16/12/2025 13h55 — em
Hissa Abrahão



O governo brasileiro decidiu atravessar uma linha perigosa na política internacional: usar o esvaziamento das sanções da Lei Magnitsky como moeda de troca diplomática. Não se trata de pragmatismo, nem de realismo estratégico. Trata-se de conveniência política crua, feita às pressas, sem projeto nacional e sem qualquer compromisso com soberania, ciência ou desenvolvimento de longo prazo, especialmente no Amazonas.

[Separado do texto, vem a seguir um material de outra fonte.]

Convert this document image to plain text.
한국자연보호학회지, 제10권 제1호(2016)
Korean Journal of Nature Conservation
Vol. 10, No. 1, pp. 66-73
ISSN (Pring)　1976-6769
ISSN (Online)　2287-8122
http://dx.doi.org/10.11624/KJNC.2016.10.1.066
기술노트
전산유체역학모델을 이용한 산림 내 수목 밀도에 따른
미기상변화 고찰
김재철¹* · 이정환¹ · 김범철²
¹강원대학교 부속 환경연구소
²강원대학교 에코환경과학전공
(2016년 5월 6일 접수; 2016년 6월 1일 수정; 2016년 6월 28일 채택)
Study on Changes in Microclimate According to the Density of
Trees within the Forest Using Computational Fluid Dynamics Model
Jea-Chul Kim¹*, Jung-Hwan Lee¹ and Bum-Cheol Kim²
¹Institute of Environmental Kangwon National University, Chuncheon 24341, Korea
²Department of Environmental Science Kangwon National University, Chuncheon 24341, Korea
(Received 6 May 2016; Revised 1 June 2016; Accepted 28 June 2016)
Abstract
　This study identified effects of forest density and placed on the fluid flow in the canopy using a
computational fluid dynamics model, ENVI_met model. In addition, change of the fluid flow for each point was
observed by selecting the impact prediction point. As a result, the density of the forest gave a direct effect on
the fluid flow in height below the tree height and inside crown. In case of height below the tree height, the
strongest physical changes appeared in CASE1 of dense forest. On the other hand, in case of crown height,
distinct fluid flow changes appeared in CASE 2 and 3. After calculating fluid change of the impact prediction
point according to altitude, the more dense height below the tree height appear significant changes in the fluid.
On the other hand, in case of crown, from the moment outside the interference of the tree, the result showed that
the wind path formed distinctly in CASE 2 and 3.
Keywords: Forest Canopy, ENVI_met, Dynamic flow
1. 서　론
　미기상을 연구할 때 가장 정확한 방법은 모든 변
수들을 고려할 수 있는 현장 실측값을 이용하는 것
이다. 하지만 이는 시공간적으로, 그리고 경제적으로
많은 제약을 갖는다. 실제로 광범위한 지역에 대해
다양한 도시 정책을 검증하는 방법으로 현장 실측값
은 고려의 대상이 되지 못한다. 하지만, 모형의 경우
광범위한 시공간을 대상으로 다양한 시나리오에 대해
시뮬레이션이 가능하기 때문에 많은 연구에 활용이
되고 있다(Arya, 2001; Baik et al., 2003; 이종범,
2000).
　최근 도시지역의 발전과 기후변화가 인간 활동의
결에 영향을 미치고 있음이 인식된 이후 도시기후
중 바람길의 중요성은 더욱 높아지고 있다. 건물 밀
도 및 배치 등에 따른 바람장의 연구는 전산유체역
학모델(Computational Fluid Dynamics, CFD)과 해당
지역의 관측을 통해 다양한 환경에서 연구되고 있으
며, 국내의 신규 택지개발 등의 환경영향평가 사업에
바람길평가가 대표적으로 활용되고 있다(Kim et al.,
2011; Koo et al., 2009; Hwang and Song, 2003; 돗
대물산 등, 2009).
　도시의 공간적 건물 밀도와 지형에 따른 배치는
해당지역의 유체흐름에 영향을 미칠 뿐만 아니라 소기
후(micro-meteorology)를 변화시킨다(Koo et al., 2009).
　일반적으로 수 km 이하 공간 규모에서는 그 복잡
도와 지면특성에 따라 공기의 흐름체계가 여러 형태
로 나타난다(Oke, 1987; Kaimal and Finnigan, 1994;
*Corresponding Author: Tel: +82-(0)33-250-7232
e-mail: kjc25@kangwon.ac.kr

A Lei Magnitsky existe para responsabilizar violadores graves de direitos humanos e agentes de corrupção sistêmica (é uma lei que protege empresas americanas, impedindo-as de fazerem negócios com empresas que tenham sancionados como clientes) Quando o Brasil aceita relativizar esse instrumento em troca de acordos circunstanciais, envia uma mensagem clara ao mundo: princípios são negociáveis, ativos estratégicos são descartáveis e o futuro pode ser trocado por alívio político imediato. Não é diplomacia madura, é entreguismo disfarçado de negociação.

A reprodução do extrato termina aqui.